Figure 3. Determination of optimal reference gene by using five reference genes by using two samples, myoblast (MB, control) and myotube (MT). GAPDH and Csnk2a2 displayed the lowest standard deviations ~0.05 and 0.13, respectively. AP3D1, Hprt, and rer1 showed the highest standard deviations, ~1.87, 0.72, and 0.70 respectively, which is greater than the recommended optimal reference gene (0.5) value. So they would be unacceptable reference genes.

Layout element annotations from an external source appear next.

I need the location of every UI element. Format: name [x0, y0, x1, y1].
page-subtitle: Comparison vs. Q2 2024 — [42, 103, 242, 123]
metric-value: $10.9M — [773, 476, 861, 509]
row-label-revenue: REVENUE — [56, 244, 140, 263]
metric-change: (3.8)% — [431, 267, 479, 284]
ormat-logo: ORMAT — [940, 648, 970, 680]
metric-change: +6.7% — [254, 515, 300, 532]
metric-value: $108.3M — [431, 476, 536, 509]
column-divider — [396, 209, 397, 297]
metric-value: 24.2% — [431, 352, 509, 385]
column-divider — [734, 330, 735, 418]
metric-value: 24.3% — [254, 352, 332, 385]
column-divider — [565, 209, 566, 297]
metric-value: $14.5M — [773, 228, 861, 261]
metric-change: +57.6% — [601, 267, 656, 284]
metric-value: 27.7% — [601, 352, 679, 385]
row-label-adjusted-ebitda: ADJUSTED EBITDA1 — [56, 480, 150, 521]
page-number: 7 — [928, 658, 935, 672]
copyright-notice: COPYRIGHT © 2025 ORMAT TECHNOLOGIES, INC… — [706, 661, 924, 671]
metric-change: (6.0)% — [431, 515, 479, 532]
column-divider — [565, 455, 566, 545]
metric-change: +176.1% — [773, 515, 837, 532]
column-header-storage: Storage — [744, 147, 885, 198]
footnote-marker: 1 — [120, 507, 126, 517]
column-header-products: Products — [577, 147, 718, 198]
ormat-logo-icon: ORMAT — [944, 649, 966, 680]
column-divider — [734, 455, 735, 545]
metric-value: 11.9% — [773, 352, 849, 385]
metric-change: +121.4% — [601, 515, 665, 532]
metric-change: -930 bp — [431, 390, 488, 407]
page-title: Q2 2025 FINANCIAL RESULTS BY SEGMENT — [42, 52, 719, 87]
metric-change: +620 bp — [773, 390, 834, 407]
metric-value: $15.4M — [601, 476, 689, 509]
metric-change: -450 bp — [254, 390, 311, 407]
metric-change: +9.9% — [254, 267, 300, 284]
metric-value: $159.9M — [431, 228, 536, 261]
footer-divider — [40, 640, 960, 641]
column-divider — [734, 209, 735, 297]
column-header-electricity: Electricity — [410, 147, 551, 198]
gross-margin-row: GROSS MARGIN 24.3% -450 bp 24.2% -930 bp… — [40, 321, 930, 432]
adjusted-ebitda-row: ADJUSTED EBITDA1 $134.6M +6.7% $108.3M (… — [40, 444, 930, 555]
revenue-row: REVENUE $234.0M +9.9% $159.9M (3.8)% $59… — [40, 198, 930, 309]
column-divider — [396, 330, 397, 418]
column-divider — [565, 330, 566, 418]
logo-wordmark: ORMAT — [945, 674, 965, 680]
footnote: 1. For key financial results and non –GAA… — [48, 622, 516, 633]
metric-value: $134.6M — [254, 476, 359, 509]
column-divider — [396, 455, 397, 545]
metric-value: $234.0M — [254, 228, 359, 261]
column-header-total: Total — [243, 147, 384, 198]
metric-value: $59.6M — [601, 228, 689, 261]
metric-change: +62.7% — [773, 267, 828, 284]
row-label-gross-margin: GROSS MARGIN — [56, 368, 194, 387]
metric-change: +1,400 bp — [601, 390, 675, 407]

Figure 4. Determination of primer efficiencies by using target genes MyoD (Orange), M-cadherin (Red), ATP Synthase 𝛃-subunit (ATP5F1A) (Green), Drp1 (DNM1L) (Black), and a reference gene, GAPDH (purple), standard curves show how efficiently primers bind to template DNA. To determine optimal primers in quantitative PCR (qPCR), an initial 100 ng RNA input is converted into cDNA in a reverse transcription reaction, then made into one-third serial dilutions of the template cDNA, from which point PCR is performed and Cq values can be plotted against the log of the dilution which is shown here. The standard curve for the target genes were determined to be 86.67% (-3.69) for MyoD, 93.07% (-3.5) for M-cadherin, 87.27% (-3.67) for ATP synthase, and 89.10% (-3.75) for Drp1. The standard curve for the reference gene (GAPDH) shows a primer efficiency of ~87% (-3.67).
Figure 5. Amplicon (PCR product) size confirmation on 1% agarose gel. Samples taken from control myoblast PCR products following relative gene expression.